②財政状態の状況(資産) 当第2四半期連結会計期間末における資産合計は35,377,085千円となり、前連結会計年度末に比べ4,451,326千円増加致しました。これは主に、現金及び預金が580,548千円、販売用不動産が3,577,515千円、仕掛販売用不動産が428,048千円増加した一方で、のれんが88,092千円減少した等によるものであります。
(負債) 当第2四半期連結会計期間末における負債合計は28,524,307千円となり、前連結会計年度末に比べ2,864,933千円増加致しました。これは主に、短期借入金が3,442,543千円、未成工事受入金が64,273千円増加した一方で、未払法人税等が204,873千円、長期借入金(1年以内返済予定を含む)が35,764千円、社債(1年内返済予定を含む)が89,000千円減少した等によるものであります。
(純資産) 当第2四半期連結会計期間末における純資産合計は6,852,778千円となり、前連結会計年度末に比べ1,586,393千円増加致しました。これは主に、株式上場による新株発行により資本金が593,958千円、資本剰余金が593,958千円増加したことや、親会社株主に帰属する四半期純利益の計上に伴う利益剰余金が398,200千円増加したことによるものであります。
(2) キャッシュ・フローの状況当第2四半期連結会計期間末における現金及び現金同等物(以下「資金」といいます)の残高は6,316,366千円と、前連結会計年度末に比べて580,547千円の増加となりました。当第2四半期連結累計期間における各活動によるキャッシュ・フローの状況は以下のとおりであります。

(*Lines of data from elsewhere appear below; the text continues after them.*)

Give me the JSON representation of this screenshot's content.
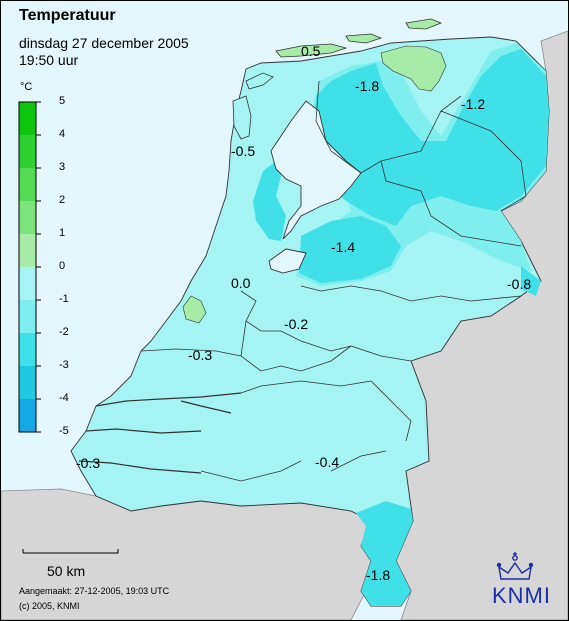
{
  "header": {
    "title": "Temperatuur",
    "date": "dinsdag 27 december 2005",
    "time": "19:50 uur"
  },
  "legend": {
    "unit": "°C",
    "ticks": [
      "5",
      "4",
      "3",
      "2",
      "1",
      "0",
      "-1",
      "-2",
      "-3",
      "-4",
      "-5"
    ],
    "bands": [
      {
        "from": 4,
        "to": 5,
        "color": "#0dc60d"
      },
      {
        "from": 3,
        "to": 4,
        "color": "#30d030"
      },
      {
        "from": 2,
        "to": 3,
        "color": "#55da55"
      },
      {
        "from": 1,
        "to": 2,
        "color": "#7de37d"
      },
      {
        "from": 0,
        "to": 1,
        "color": "#a6eca6"
      },
      {
        "from": -1,
        "to": 0,
        "color": "#a6f3f3"
      },
      {
        "from": -2,
        "to": -1,
        "color": "#7eeeee"
      },
      {
        "from": -3,
        "to": -2,
        "color": "#3fe0e8"
      },
      {
        "from": -4,
        "to": -3,
        "color": "#20c9e0"
      },
      {
        "from": -5,
        "to": -4,
        "color": "#14a8e4"
      }
    ]
  },
  "map": {
    "sea_color": "#e2f6fb",
    "foreign_land_color": "#d6d6d6",
    "values": [
      "0.5",
      "-1.8",
      "-1.2",
      "-0.5",
      "-1.4",
      "0.0",
      "-0.8",
      "-0.2",
      "-0.3",
      "-0.3",
      "-0.4",
      "-1.8"
    ]
  },
  "scale_bar": {
    "label": "50 km"
  },
  "footer": {
    "created": "Aangemaakt: 27-12-2005, 19:03 UTC",
    "copyright": "(c) 2005, KNMI"
  },
  "logo": {
    "text": "KNMI",
    "color": "#1b2fa5"
  }
}
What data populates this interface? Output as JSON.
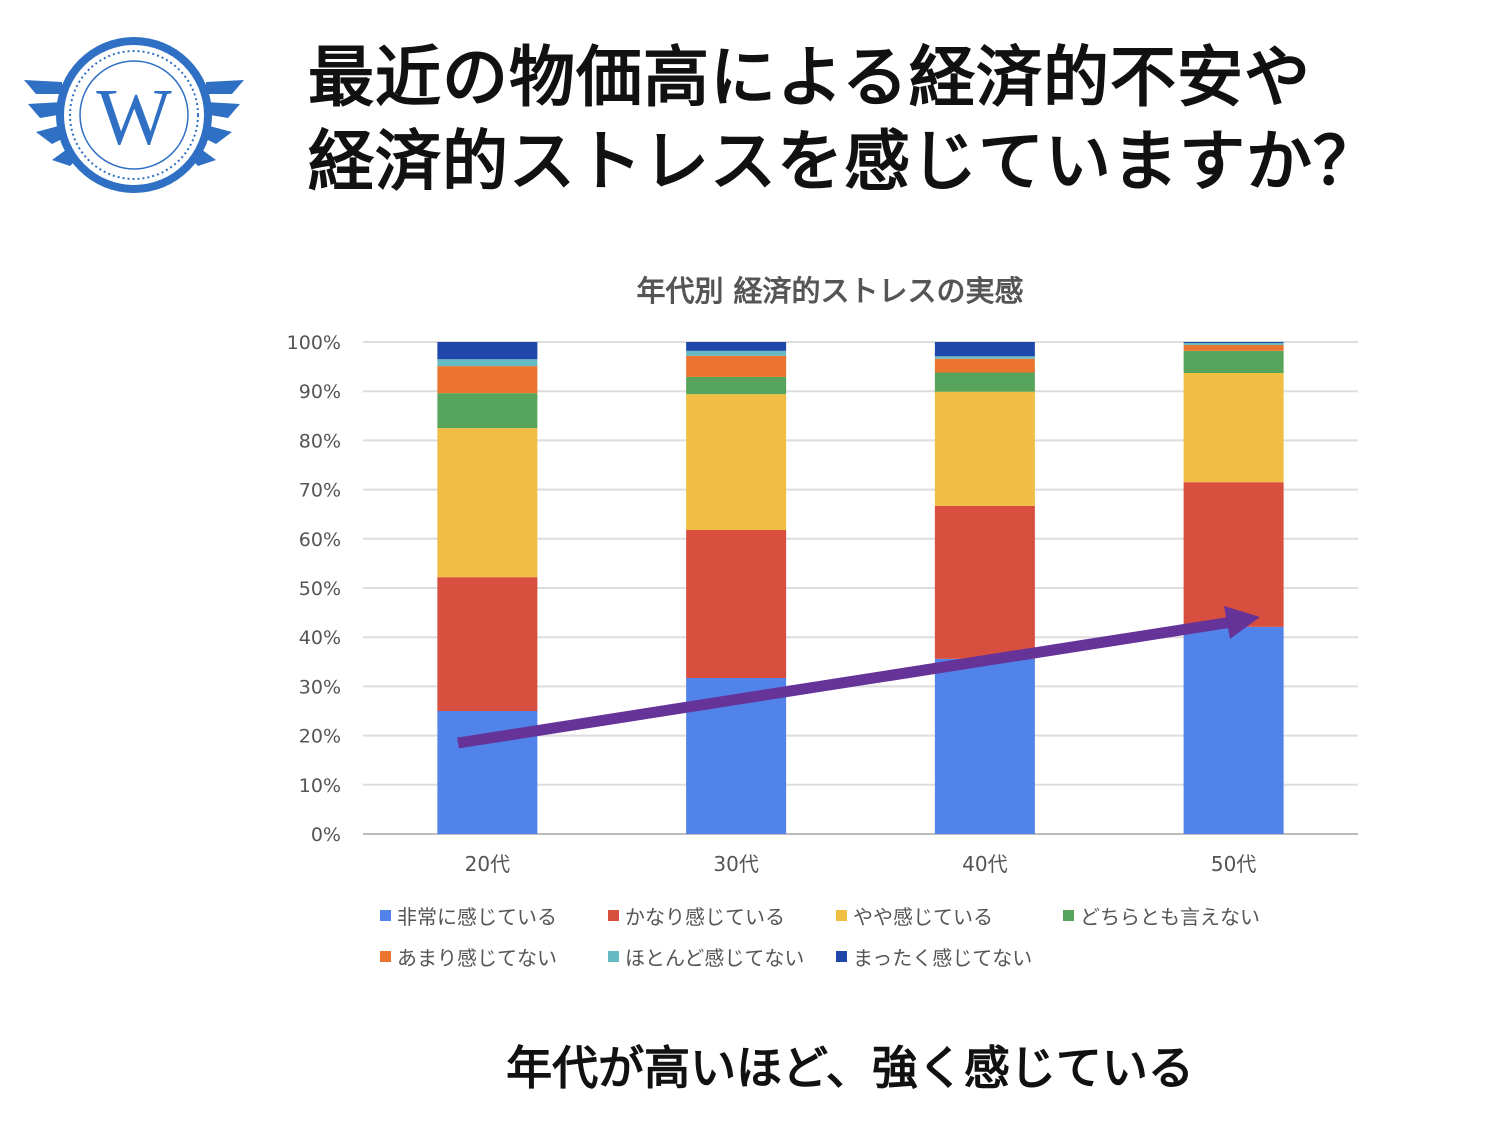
{
  "header": {
    "line1": "最近の物価高による経済的不安や",
    "line2": "経済的ストレスを感じていますか？",
    "logo_letter": "W"
  },
  "caption": "年代が高いほど、強く感じている",
  "chart_data": {
    "type": "bar",
    "stacked": true,
    "title": "年代別 経済的ストレスの実感",
    "categories": [
      "20代",
      "30代",
      "40代",
      "50代"
    ],
    "ylim": [
      0,
      100
    ],
    "yticks": [
      "0%",
      "10%",
      "20%",
      "30%",
      "40%",
      "50%",
      "60%",
      "70%",
      "80%",
      "90%",
      "100%"
    ],
    "series": [
      {
        "name": "非常に感じている",
        "color": "#5183EA",
        "values": [
          25.0,
          31.7,
          35.6,
          42.1
        ]
      },
      {
        "name": "かなり感じている",
        "color": "#D94F3F",
        "values": [
          27.2,
          30.1,
          31.1,
          29.4
        ]
      },
      {
        "name": "やや感じている",
        "color": "#F0BE42",
        "values": [
          30.3,
          27.6,
          23.2,
          22.2
        ]
      },
      {
        "name": "どちらとも言えない",
        "color": "#57A55C",
        "values": [
          7.1,
          3.5,
          3.9,
          4.5
        ]
      },
      {
        "name": "あまり感じてない",
        "color": "#EB752F",
        "values": [
          5.5,
          4.3,
          2.8,
          1.2
        ]
      },
      {
        "name": "ほとんど感じてない",
        "color": "#66BBC3",
        "values": [
          1.4,
          1.0,
          0.5,
          0.4
        ]
      },
      {
        "name": "まったく感じてない",
        "color": "#1F47A9",
        "values": [
          3.5,
          1.8,
          2.9,
          0.2
        ]
      }
    ],
    "annotation": {
      "type": "trend-arrow",
      "color": "#663399",
      "from_category": "20代",
      "to_category": "50代"
    },
    "legend": "bottom"
  }
}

(営業活動によるキャッシュ・フロー)営業活動により使用した資金は、3,559,647千円となりました。これは主に、税金等調整前四半期純利益698,313千円を計上したこと、販売用不動産の増減額3,263,928千円、仕掛販売用不動産の増減額428,048千円、法人税等の支払額523,638千円などによるものです。
(投資活動によるキャッシュ・フロー)投資活動により使用した資金は、306,436千円となりました。これは主に、定期預金の預入による支出50,069千円、定期預金の払戻による収入50,068千円、有形固定資産の取得による支出336,067千円、保険積立金の解約による収入50,757千円などによるものであります。

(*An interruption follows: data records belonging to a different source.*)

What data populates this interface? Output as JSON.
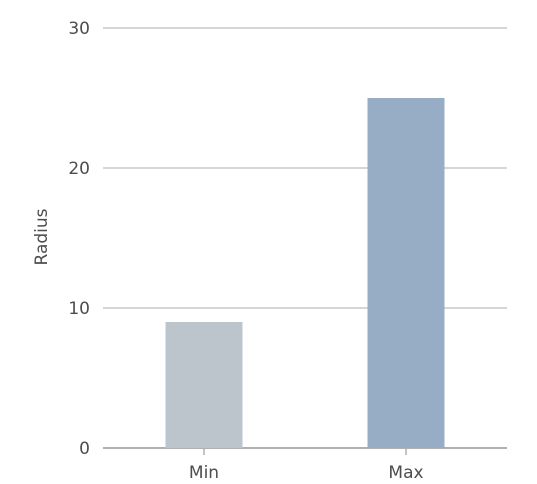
{
  "chart_data": {
    "type": "bar",
    "categories": [
      "Min",
      "Max"
    ],
    "values": [
      9,
      25
    ],
    "title": "",
    "xlabel": "",
    "ylabel": "Radius",
    "ylim": [
      0,
      30
    ],
    "yticks": [
      0,
      10,
      20,
      30
    ],
    "grid": true,
    "legend": "none",
    "bar_colors": [
      "#bcc4cc",
      "#97adc6"
    ],
    "gridline_color": "#c8c8c8",
    "axis_color": "#b0b0b0",
    "text_color": "#4d4d4d"
  }
}
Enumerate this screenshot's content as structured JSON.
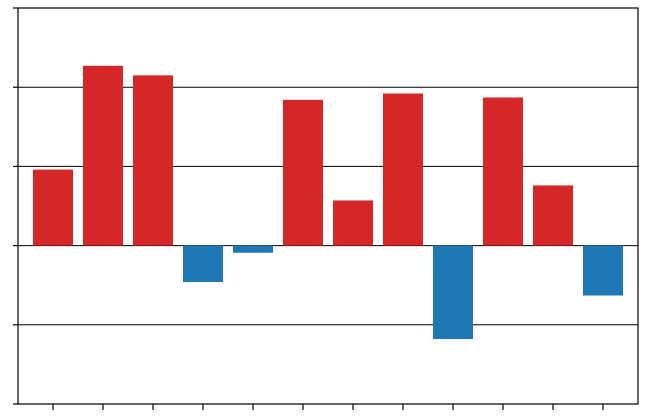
{
  "chart_data": {
    "type": "bar",
    "categories": [
      null,
      null,
      null,
      null,
      null,
      null,
      null,
      null,
      null,
      null,
      null,
      null
    ],
    "values": [
      0.96,
      2.27,
      2.15,
      -0.46,
      -0.09,
      1.84,
      0.57,
      1.92,
      -1.18,
      1.87,
      0.76,
      -0.63
    ],
    "positive_color": "#d62728",
    "negative_color": "#1f77b4",
    "ylim": [
      -2,
      3
    ],
    "yticks": [
      -2,
      -1,
      0,
      1,
      2,
      3
    ],
    "grid": true
  }
}
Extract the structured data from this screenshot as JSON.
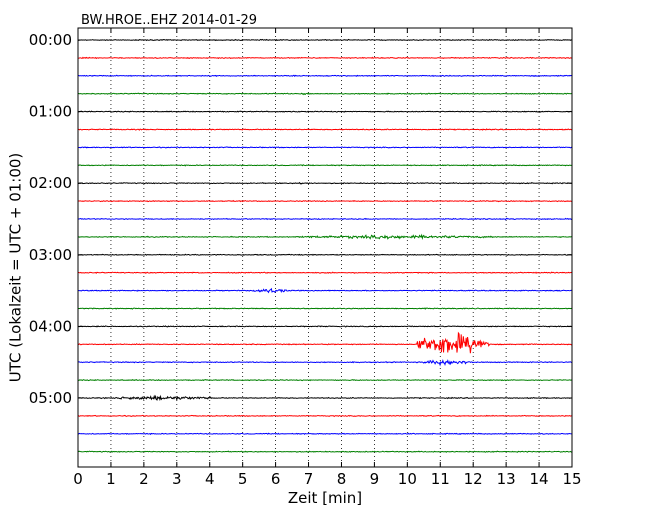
{
  "chart_data": {
    "type": "line",
    "title": "BW.HROE..EHZ 2014-01-29",
    "xlabel": "Zeit  [min]",
    "ylabel": "UTC (Lokalzeit = UTC + 01:00)",
    "xlim": [
      0,
      15
    ],
    "x_ticks": [
      "0",
      "1",
      "2",
      "3",
      "4",
      "5",
      "6",
      "7",
      "8",
      "9",
      "10",
      "11",
      "12",
      "13",
      "14",
      "15"
    ],
    "y_tick_labels": [
      "00:00",
      "01:00",
      "02:00",
      "03:00",
      "04:00",
      "05:00"
    ],
    "grid": "vertical dotted lines at each minute",
    "trace_colors": [
      "#000000",
      "#ff0000",
      "#0000ff",
      "#008000"
    ],
    "trace_interval_minutes": 15,
    "trace_starts": [
      "00:00",
      "00:15",
      "00:30",
      "00:45",
      "01:00",
      "01:15",
      "01:30",
      "01:45",
      "02:00",
      "02:15",
      "02:30",
      "02:45",
      "03:00",
      "03:15",
      "03:30",
      "03:45",
      "04:00",
      "04:15",
      "04:30",
      "04:45",
      "05:00",
      "05:15",
      "05:30",
      "05:45"
    ],
    "events": [
      {
        "trace": "00:45",
        "start": 6.7,
        "end": 7.1,
        "amplitude": 1.5
      },
      {
        "trace": "02:00",
        "start": 6.7,
        "end": 6.95,
        "amplitude": 2.5
      },
      {
        "trace": "02:15",
        "start": 1.9,
        "end": 2.6,
        "amplitude": 1.0
      },
      {
        "trace": "02:30",
        "start": 12.8,
        "end": 13.3,
        "amplitude": 1.5
      },
      {
        "trace": "02:45",
        "start": 6.8,
        "end": 12.8,
        "amplitude": 2.5
      },
      {
        "trace": "03:30",
        "start": 5.3,
        "end": 6.4,
        "amplitude": 3.5
      },
      {
        "trace": "04:15",
        "start": 10.3,
        "end": 12.5,
        "amplitude": 17
      },
      {
        "trace": "04:30",
        "start": 10.5,
        "end": 12.0,
        "amplitude": 4
      },
      {
        "trace": "05:00",
        "start": 1.1,
        "end": 4.1,
        "amplitude": 3
      }
    ]
  }
}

(財務活動によるキャッシュ・フロー)財務活動により獲得した資金は、4,446,631千円となりました。これは主に、株式の発行による収入1,187,917千円、短期借入金の純増減額3,442,543千円などによるものです。
(3) 経営方針・経営戦略等当第2四半期連結累計期間において、当社グループの経営方針・経営戦略等に重要な変更はありません。
(4) 優先的に対処すべき事業上及び財務上の課題当第2四半期連結累計期間において、優先的に対処すべき事業上及び財務上の課題について重要な変更はありません。
(5) 研究開発活動当第2四半期連結累計期間において、研究開発活動に重要な変更はありません。
(6) 従業員数当第2四半期連結累計期間において、当社グループの従業員数は、47名増加し387名となりました。これは主に、株式会社ホームネットにおいて、事業の拡大に伴う新卒採用並びに中途採用により50名増加したことによるものであります。なお、従業員数には臨時雇用者数を含めておりません。
(7)経営成績に重要な影響を与える要因 当第2四半期累計期間において、経営成績に重要な影響を与える要因について重要な変更はありません。
(8) 資本の財源及び資金の流動性についての分析当第2四半期累計期間において、資本の財源及び資金の流動性に関する事項について重要な変更はありません。